Moreover, on March 26, 2003, the Pentagon’s Office of Reconstruction and Humanitarian Assistance (ORHA) headed by Lieutenant General (ret.) Jay Garner, the civil authority the United States had set up for the moment hostilities ceased, sent to all senior U.S. commanders a list of sixteen institutions that “merit securing as soon as possible to prevent further damage, destruction, and/or pilferage of records and assets.” The five-page memo dispatched two weeks before the fall of Baghdad also said, “Coalition forces must secure these facilities in order to prevent looting and the resulting irreparable loss of cultural treasures” and that “looters should be arrested/detained.” First on General Garner’s list of places to protect was the Central Bank of Iraq, which is now a ruin; second was the National Museum of Iraq; sixteenth was the Oil Ministry, one of only two places that U.S. forces occupying Baghdad actually defended (the other was the Interior Ministry). Martin Sullivan, chair of the President’s Advisory Committee on Cultural Property for the previous eight years, and Gary Vikan, director of the Walters Art Museum in Baltimore and a member of the committee, both resigned to protest the failure of Centcom to obey orders. Sullivan said it was “inexcusable” that the museum should not have had the same priority as the Oil Ministry. 135

As we now know, the American forces made no effort to prevent the looting of the great cultural institutions of Iraq. Its soldiers, often stationed nearby, simply watched vandals enter and torch the buildings. Professor Said Arjomand, an editor of the journal Studies on Persianate Societies and a professor of sociology at the State University of New York at Stony Brook, wrote, “Our troops, who have been proudly guarding the Oil Ministry, where no window is broken, deliberately condoned these horrendous events.” 136American commanders claim that, to the contrary, they were too busy fighting and had too few troops to protect the museum and libraries. However, this seems to be an unlikely explanation. During the battle for Baghdad, the U.S. military was perfectly willing to dispatch some two thousand troops to secure northern Iraq’s oil fields, and their record on antiquities did not improve when the fighting subsided.
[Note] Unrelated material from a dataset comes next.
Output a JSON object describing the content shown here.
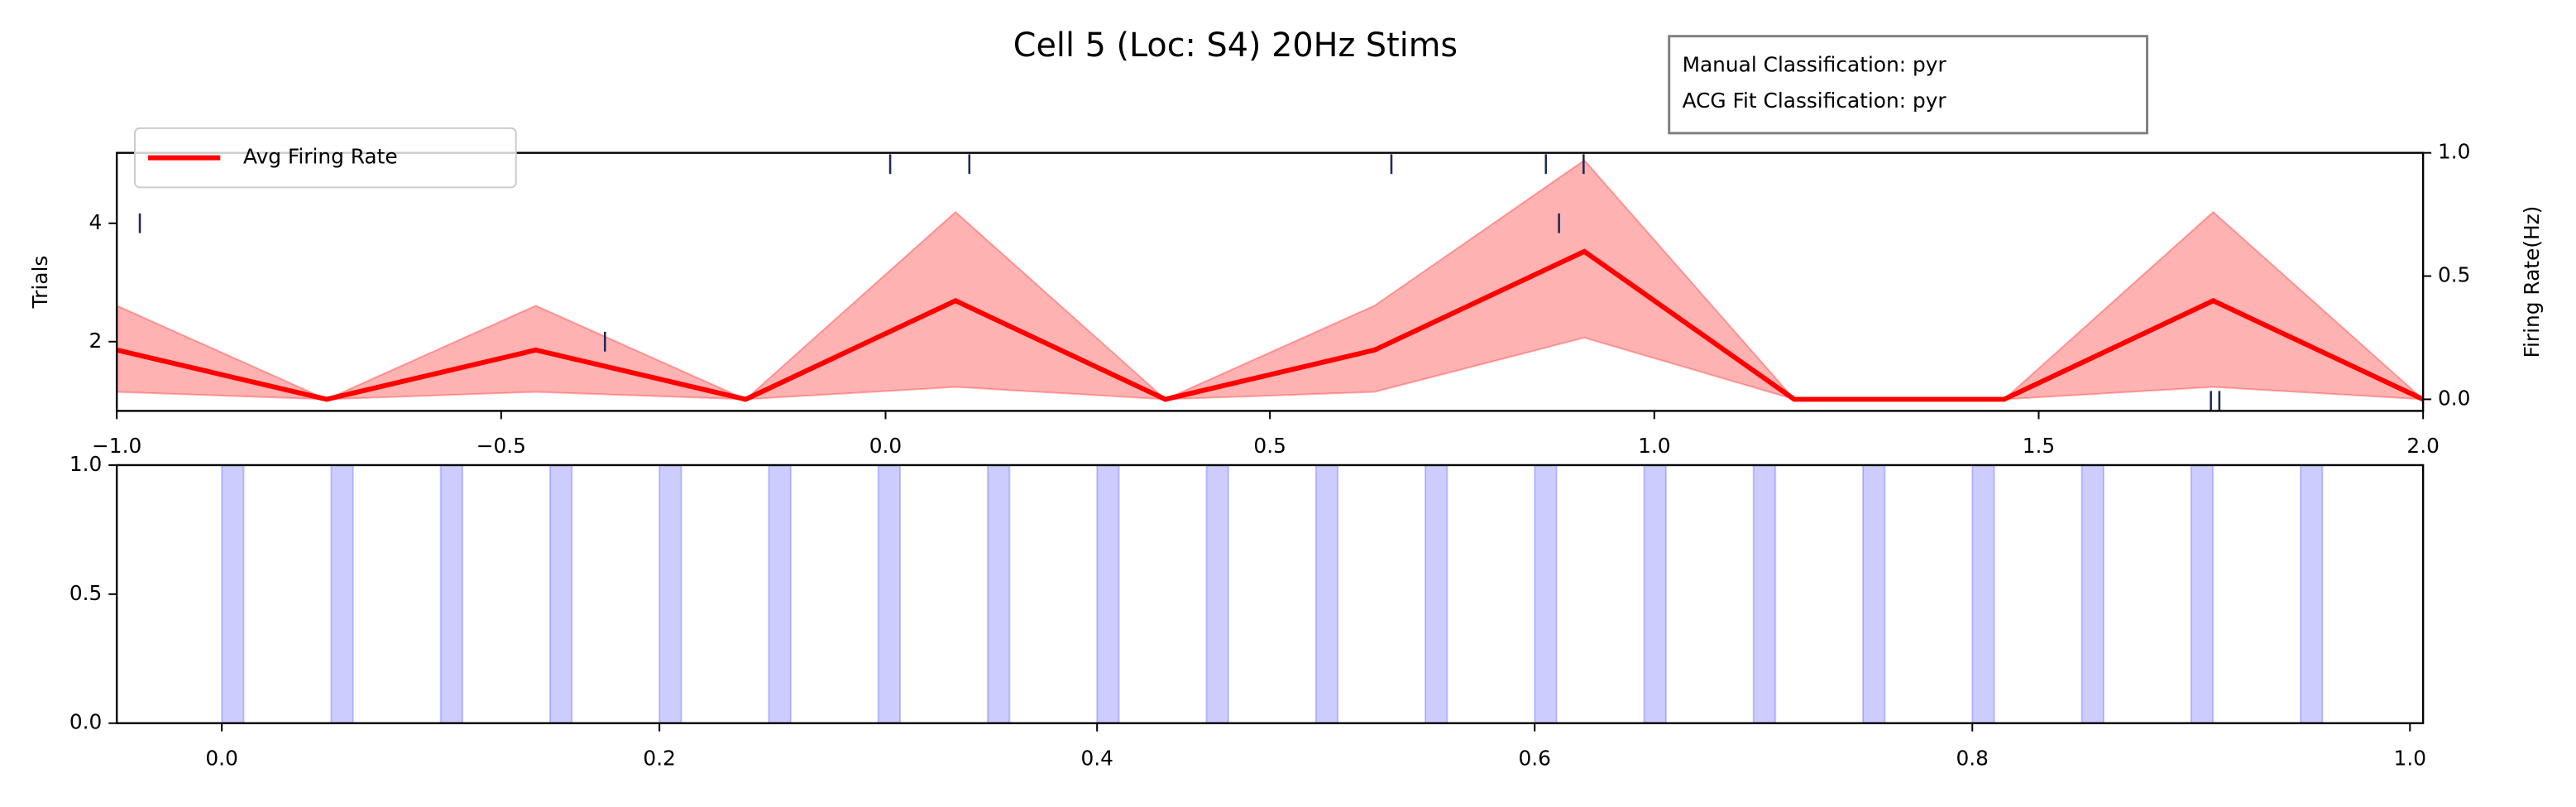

At the six-thousand-year-old Sumerian city of Ur with its massive ziggurat, or stepped temple tower (built in the period 2112-2095 BC, and restored by Nebuchadnezzar II in the sixth century BC), the marines spray-painted their motto, Semper Fi (semper fidelis, “always faithful”), onto its walls. 137The military then made the monument “off limits” to everyone in order to disguise the desecration that had occurred there, including the looting by U.S. soldiers of clay bricks used in the construction of the ancient buildings.